Note, this isn't so much of a coding question as it is a "why isn't this computation yielding the right t-stat?" I give the code for completeness, but don't expect any software advice. Just help understanding why this isn't right.

My code:

import numpy as np
import scipy.stats as st

def compute_t_stat(pop1,pop2):

    num1 = pop1.shape[0]; num2 = pop2.shape[0];

    # The formula for t-stat when population variances differ.
    t_stat = (np.mean(pop1) - np.mean(pop2))/np.sqrt( np.var(pop1)/num1 + np.var(pop2)/num2 )

    # ADDED: The Welch-Satterthwaite degrees of freedom.
    df = ((np.var(pop1)/num1 + np.var(pop2)/num2)**(2.0))/(   (np.var(pop1)/num1)**(2.0)/(num1-1) +  (np.var(pop2)/num2)**(2.0)/(num2-1) ) 

    # Am I computing this wrong?
    # It should just come from the CDF like this, right?
    # The extra parameter is the degrees of freedom.

    one_tailed_p_value = 1.0 - st.t.cdf(t_stat,df)
    two_tailed_p_value = 1.0 - ( st.t.cdf(np.abs(t_stat),df) - st.t.cdf(-np.abs(t_stat),df) )    


    # Computing with SciPy's built-ins
    # My results don't match theirs.
    t_ind, p_ind = st.ttest_ind(pop1, pop2)

    return t_stat, one_tailed_p_value, two_tailed_p_value, t_ind, p_ind

Update:

After reading a bit more on the Welch's t-test, I saw that I should be using the Welch-Satterthwaite formula to calculate degrees of freedom.

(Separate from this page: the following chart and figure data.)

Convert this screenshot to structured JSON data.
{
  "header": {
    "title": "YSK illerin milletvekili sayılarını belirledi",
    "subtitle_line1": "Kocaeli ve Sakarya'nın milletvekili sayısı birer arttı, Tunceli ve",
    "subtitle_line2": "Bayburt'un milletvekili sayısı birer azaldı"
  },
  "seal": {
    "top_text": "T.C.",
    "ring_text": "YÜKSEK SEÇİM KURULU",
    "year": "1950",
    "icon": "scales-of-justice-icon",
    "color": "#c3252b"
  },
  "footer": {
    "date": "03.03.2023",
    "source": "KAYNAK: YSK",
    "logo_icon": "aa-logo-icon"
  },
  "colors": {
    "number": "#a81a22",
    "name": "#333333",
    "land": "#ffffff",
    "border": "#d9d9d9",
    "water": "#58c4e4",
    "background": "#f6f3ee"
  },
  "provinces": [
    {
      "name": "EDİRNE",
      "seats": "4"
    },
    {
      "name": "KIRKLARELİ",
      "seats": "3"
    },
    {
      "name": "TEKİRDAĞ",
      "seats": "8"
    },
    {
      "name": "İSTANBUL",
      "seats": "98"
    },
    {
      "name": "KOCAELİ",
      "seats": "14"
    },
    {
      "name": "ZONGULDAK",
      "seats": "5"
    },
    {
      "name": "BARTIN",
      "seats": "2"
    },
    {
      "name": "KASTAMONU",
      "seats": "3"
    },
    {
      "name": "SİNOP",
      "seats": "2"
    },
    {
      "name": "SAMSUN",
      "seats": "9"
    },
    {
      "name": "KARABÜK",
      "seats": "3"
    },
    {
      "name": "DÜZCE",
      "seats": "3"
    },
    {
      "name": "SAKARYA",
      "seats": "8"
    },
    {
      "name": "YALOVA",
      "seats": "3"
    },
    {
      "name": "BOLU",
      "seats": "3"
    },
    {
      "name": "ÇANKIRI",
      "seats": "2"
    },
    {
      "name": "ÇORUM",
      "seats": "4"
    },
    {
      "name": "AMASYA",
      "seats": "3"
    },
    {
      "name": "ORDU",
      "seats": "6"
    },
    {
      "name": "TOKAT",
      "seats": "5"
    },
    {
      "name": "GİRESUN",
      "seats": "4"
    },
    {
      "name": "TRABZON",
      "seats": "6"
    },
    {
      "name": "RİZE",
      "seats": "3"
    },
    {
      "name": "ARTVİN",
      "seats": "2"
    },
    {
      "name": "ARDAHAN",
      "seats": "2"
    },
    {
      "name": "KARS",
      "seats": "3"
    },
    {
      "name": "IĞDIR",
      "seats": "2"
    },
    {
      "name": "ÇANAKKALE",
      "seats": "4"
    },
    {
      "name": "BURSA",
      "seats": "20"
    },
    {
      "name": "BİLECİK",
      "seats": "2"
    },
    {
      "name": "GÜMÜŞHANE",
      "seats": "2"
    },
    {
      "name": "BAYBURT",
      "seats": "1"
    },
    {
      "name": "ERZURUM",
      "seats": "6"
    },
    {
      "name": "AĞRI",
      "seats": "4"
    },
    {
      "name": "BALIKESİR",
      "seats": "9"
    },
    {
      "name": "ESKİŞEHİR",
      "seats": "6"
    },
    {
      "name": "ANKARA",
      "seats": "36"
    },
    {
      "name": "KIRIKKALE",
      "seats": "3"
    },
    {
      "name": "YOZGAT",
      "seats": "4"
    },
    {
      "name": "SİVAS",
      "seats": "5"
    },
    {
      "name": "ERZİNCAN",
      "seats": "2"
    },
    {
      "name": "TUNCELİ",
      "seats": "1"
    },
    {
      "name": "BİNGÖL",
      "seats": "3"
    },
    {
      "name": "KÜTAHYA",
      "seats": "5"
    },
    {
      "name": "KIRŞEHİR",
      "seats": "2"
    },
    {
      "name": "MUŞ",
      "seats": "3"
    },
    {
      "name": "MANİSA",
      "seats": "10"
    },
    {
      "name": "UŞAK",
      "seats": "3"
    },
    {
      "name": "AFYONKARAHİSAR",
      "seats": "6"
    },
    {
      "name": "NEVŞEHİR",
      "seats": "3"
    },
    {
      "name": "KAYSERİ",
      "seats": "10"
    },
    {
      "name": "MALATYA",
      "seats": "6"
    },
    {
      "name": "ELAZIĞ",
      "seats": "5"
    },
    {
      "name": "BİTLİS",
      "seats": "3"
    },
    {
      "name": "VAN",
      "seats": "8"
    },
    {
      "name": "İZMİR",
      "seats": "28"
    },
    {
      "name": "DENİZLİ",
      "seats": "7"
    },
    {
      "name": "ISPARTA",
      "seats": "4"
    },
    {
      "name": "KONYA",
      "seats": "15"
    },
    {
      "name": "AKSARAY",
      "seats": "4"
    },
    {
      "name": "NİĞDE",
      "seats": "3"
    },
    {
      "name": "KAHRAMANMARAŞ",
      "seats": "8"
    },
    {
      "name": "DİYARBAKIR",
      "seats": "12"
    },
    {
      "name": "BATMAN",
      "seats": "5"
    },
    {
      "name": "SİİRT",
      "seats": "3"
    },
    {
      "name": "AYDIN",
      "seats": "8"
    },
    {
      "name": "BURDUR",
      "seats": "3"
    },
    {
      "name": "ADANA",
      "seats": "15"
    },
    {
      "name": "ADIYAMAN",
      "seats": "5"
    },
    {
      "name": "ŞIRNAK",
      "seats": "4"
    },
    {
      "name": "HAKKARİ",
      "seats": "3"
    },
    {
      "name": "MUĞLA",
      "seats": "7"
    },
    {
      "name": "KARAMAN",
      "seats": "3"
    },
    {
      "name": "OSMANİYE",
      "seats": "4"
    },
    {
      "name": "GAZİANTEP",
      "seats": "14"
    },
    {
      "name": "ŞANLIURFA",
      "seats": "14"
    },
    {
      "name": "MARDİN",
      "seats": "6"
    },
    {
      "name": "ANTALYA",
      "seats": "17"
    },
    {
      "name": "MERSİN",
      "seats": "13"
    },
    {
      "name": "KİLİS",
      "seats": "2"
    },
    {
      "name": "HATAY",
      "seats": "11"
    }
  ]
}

I updated the code above to reflect this.

With the new degrees of freedom, I get a closer result. My two-sided p-value is off by about 0.008 from the SciPy version's… but this is still much too big an error so I must still be doing something incorrect (or SciPy distribution functions are very bad, but it's hard to believe they are only accurate to 2 decimal places).

Second update:

While continuing to try things, I thought maybe SciPy's version automatically computes the Normal approximation to the t-distribution when the degrees of freedom are high enough (roughly > 30). So I re-ran my code using the Normal distribution instead, and the computed results are actually further away from SciPy's than when I use the t-distribution.

Best Answer

By using the SciPy built-in function source(), I could see a printout of the source code for the function ttest_ind(). Based on the source code, the SciPy built-in is performing the t-test assuming that the variances of the two samples are equal. It is not using the Welch-Satterthwaite degrees of freedom.

I just want to point out that, crucially, this is why you should not just trust library functions. In my case, I actually do need the t-test for populations of unequal variances, and the degrees of freedom adjustment might matter for some of the smaller data sets I will run this on. SciPy assumes equal variances but does not state this assumption.

As I mentioned in some comments, the discrepancy between my code and SciPy's is about 0.008 for sample sizes between 30 and 400, and then slowly goes to zero for larger sample sizes. This is an effect of the extra (1/n1 + 1/n2) term in the equal-variances t-statistic denominator. Accuracy-wise, this is pretty important, especially for small sample sizes. It definitely confirms to me that I need to write my own function. (Possibly there are other, better Python libraries, but this at least should be known. Frankly, it's surprising this isn't anywhere up front and center in the SciPy documentation for ttest_ind()).